IMMIGRATION: Bon, mais pas bon quand même

La Commission consultative des droits de l’Homme est d’accord avec le principe du projet de loi sur l’immigration. Tout en s’opposant énergiquement contre nombre de dispositions.

Il est vrai que les centres de rétention n’ont pas grand-chose à voir avec des parcs d’attraction.

Les membres de la Commission consultative des droits de l’Homme (CCDH) manient bien l’art de la litote. « Même si très peu de nos propositions ont été inclues dans le projet de loi, nous sommes satisfaits que le ministre nous ait consulté en amont de sa rédaction », déclare Jean-Paul Lehners, président de la CCDH, lors de la présentation de son avis, lundi dernier, au sujet du projet de loi portant sur la libre circulation des personnes et l’immigration. D’autres, moins diplomatiques, l’auraient formulé différemment : causes toujours, tu m’intéresses. Et rien n’y fait : Lehners a beau rajouter que l’avis déclare à 20 reprises sa satisfaction, les griefs relevés par la CCDH à l’encontre du projet sont substantiels.

« Ce qui frappe, c’est le caractère démesuré de la clause discrétionnaire accordée au ministre », débute Sylvain Besch, membre de la CCDH et chercheur au Ceps-Instead. Ce pouvoir de décision finale du ministre s’étend en effet sur un grand nombre de domaines, y compris ceux, selon Besch, touchant aux droits fondamentaux : les autorisations de séjour pour motifs exceptionnels, le regroupement familial, la traite des êtres humains, la rétention, l’éloignement ou les contrôles de séjour. « Le pouvoir discrétionnaire peut se traduire positivement pour la personne concernée », estime pour sa part Ben Fayot (LSAP), qui préside la commission parlementaire des affaires étrangères et de l’immigration. « Je conçois toutefois que cet effet positif dépend du ministre de tutelle. Mais une certaine marge de manoeuvre offre aux ONG un levier politique supplémentaire, car si nous bétonnons tout, les ministres auront les mains complètement liées », continue-t-il.

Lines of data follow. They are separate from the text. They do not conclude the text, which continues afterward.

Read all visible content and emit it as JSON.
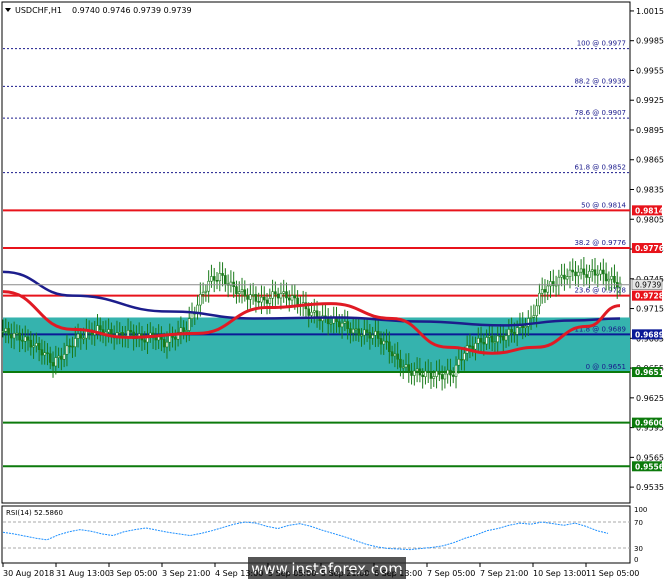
{
  "header": {
    "symbol": "USDCHF,H1",
    "ohlc": "0.9740 0.9746 0.9739 0.9739"
  },
  "price_axis": {
    "ticks": [
      "1.0015",
      "0.9985",
      "0.9955",
      "0.9925",
      "0.9895",
      "0.9865",
      "0.9835",
      "0.9805",
      "0.9775",
      "0.9745",
      "0.9715",
      "0.9685",
      "0.9655",
      "0.9625",
      "0.9595",
      "0.9565",
      "0.9535"
    ],
    "min": 0.952,
    "max": 1.0023
  },
  "fibonacci": [
    {
      "label": "100 @ 0.9977",
      "price": 0.9977
    },
    {
      "label": "88.2 @ 0.9939",
      "price": 0.9939
    },
    {
      "label": "78.6 @ 0.9907",
      "price": 0.9907
    },
    {
      "label": "61.8 @ 0.9852",
      "price": 0.9852
    },
    {
      "label": "50 @ 0.9814",
      "price": 0.9814
    },
    {
      "label": "38.2 @ 0.9776",
      "price": 0.9776
    },
    {
      "label": "23.6 @ 0.9728",
      "price": 0.9728
    },
    {
      "label": "11.8 @ 0.9689",
      "price": 0.9689
    },
    {
      "label": "0 @ 0.9651",
      "price": 0.9651
    }
  ],
  "levels": [
    {
      "price": 0.9814,
      "label": "0.9814",
      "kind": "resistance"
    },
    {
      "price": 0.9776,
      "label": "0.9776",
      "kind": "resistance"
    },
    {
      "price": 0.9728,
      "label": "0.9728",
      "kind": "resistance"
    },
    {
      "price": 0.9689,
      "label": "0.9689",
      "kind": "pivot"
    },
    {
      "price": 0.9651,
      "label": "0.9651",
      "kind": "support"
    },
    {
      "price": 0.96,
      "label": "0.9600",
      "kind": "support"
    },
    {
      "price": 0.9556,
      "label": "0.9556",
      "kind": "support"
    }
  ],
  "current_price": {
    "price": 0.9739,
    "label": "0.9739"
  },
  "zone": {
    "top": 0.9706,
    "bottom": 0.9651
  },
  "time_axis": [
    "30 Aug 2018",
    "31 Aug 13:00",
    "3 Sep 05:00",
    "3 Sep 21:00",
    "4 Sep 13:00",
    "5 Sep 05:00",
    "5 Sep 21:00",
    "6 Sep 13:00",
    "7 Sep 05:00",
    "7 Sep 21:00",
    "10 Sep 13:00",
    "11 Sep 05:00"
  ],
  "rsi": {
    "label": "RSI(14) 52.5860",
    "levels": [
      "70",
      "30"
    ],
    "axis": [
      "100",
      "0"
    ]
  },
  "watermark": "www.instaforex.com",
  "colors": {
    "zone": "#35b3ae",
    "resistance": "#e8131b",
    "support": "#0c7a0c",
    "pivot": "#0b1a96",
    "ma_blue": "#1c1d8c",
    "ma_red": "#e01a24",
    "fib": "#1a1a8c",
    "candle": "#1a7a1a"
  },
  "chart_data": {
    "type": "candlestick",
    "title": "USDCHF,H1",
    "ylabel": "",
    "xlabel": "",
    "ylim": [
      0.952,
      1.0023
    ],
    "close_path": [
      [
        0,
        0.9692
      ],
      [
        6,
        0.9686
      ],
      [
        10,
        0.968
      ],
      [
        14,
        0.9672
      ],
      [
        18,
        0.966
      ],
      [
        22,
        0.967
      ],
      [
        26,
        0.9684
      ],
      [
        30,
        0.969
      ],
      [
        34,
        0.9694
      ],
      [
        38,
        0.969
      ],
      [
        42,
        0.9688
      ],
      [
        46,
        0.969
      ],
      [
        50,
        0.9684
      ],
      [
        54,
        0.9688
      ],
      [
        58,
        0.968
      ],
      [
        62,
        0.9688
      ],
      [
        66,
        0.9696
      ],
      [
        70,
        0.972
      ],
      [
        74,
        0.9742
      ],
      [
        78,
        0.9748
      ],
      [
        82,
        0.9738
      ],
      [
        86,
        0.973
      ],
      [
        90,
        0.9726
      ],
      [
        94,
        0.9722
      ],
      [
        98,
        0.973
      ],
      [
        102,
        0.9728
      ],
      [
        106,
        0.9722
      ],
      [
        110,
        0.9712
      ],
      [
        114,
        0.9706
      ],
      [
        118,
        0.9702
      ],
      [
        122,
        0.97
      ],
      [
        126,
        0.9692
      ],
      [
        130,
        0.969
      ],
      [
        134,
        0.9688
      ],
      [
        138,
        0.9678
      ],
      [
        142,
        0.9662
      ],
      [
        146,
        0.9652
      ],
      [
        150,
        0.965
      ],
      [
        154,
        0.9648
      ],
      [
        158,
        0.9648
      ],
      [
        162,
        0.965
      ],
      [
        166,
        0.9672
      ],
      [
        170,
        0.968
      ],
      [
        174,
        0.9684
      ],
      [
        178,
        0.9684
      ],
      [
        182,
        0.969
      ],
      [
        186,
        0.9696
      ],
      [
        190,
        0.9704
      ],
      [
        194,
        0.9734
      ],
      [
        198,
        0.974
      ],
      [
        202,
        0.9748
      ],
      [
        206,
        0.9752
      ],
      [
        210,
        0.975
      ],
      [
        214,
        0.9752
      ],
      [
        218,
        0.9745
      ],
      [
        222,
        0.9739
      ]
    ],
    "blue_ma": [
      [
        0,
        0.9752
      ],
      [
        25,
        0.9728
      ],
      [
        60,
        0.9712
      ],
      [
        90,
        0.9705
      ],
      [
        120,
        0.9706
      ],
      [
        150,
        0.9702
      ],
      [
        180,
        0.9698
      ],
      [
        205,
        0.9703
      ],
      [
        222,
        0.9705
      ]
    ],
    "red_ma": [
      [
        0,
        0.9732
      ],
      [
        25,
        0.9694
      ],
      [
        45,
        0.9686
      ],
      [
        70,
        0.969
      ],
      [
        95,
        0.9716
      ],
      [
        118,
        0.972
      ],
      [
        140,
        0.9705
      ],
      [
        160,
        0.9676
      ],
      [
        176,
        0.967
      ],
      [
        192,
        0.9676
      ],
      [
        210,
        0.9697
      ],
      [
        222,
        0.9718
      ]
    ],
    "rsi_series": [
      55,
      52,
      48,
      44,
      41,
      50,
      56,
      60,
      57,
      52,
      49,
      56,
      60,
      63,
      59,
      55,
      52,
      49,
      53,
      58,
      64,
      70,
      74,
      72,
      66,
      62,
      68,
      71,
      66,
      59,
      53,
      47,
      40,
      33,
      28,
      25,
      24,
      23,
      25,
      27,
      30,
      36,
      44,
      50,
      58,
      62,
      68,
      72,
      70,
      74,
      71,
      68,
      72,
      66,
      58,
      53
    ]
  }
}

Un autre souci d’ordre général de la CCDH est le nombre important de règlements grand-ducaux, qui pourraient dénaturer la substance même du texte. A diverses reprises, la CCDH plaide pour que certains domaines soient régentés non par simple règlement mais coulés dans la loi, comme par exemple le régime de vie dans les centres de rétention. Ben Fayot partage en partie ce point de vue, étant donné que cette critique émane souvent des député-e-s lors de débats au sujet de projets de loi. Il regrette néanmoins que l’avis de la CCDH arrive avec un certain retard alors que le texte se trouve depuis plusieurs mois déjà dans la procédure parlementaire – le lot des organismes dont le fonctionnement repose sur le bénévolat. Car entre-temps, selon le président de la commission parlementaire, entre six et huit règlements grand-ducaux ont été déposés par le gouvernement et transmis au Conseil d’Etat. Cela ne résout évidemment pas le problème qu’un règlement n’est pas une loi, mais ils seront connus lors du vote en plénière.

Fétichisme réglementaire

Mais le problème le plus épineux et probablement le plus polémique concerne la rétention administrative. « La rétention, ce n’est pas seulement une petite mesure, c’est une atteinte grave au droit à la liberté individuelle », rappelle Sylvain Besch. Et comme le mentionne l’avis, compte tenu de la « gravité intrinsèque » de la mesure, « il ne saurait y être fait recours qu’en cas de stricte nécessité ». La CCDH en profite pour renvoyer le lecteur à son avis d’avril 2007 au sujet du projet de loi relatif à la construction d’un centre de rétention : « la CCDH pense encore nécessaire de prévoir des alternatives à la rétention, qui garantiraient que le ressortissant ne puisse se soustraire à la mesure d’éloignement, sans pour autant porter atteinte à sa liberté individuelle ».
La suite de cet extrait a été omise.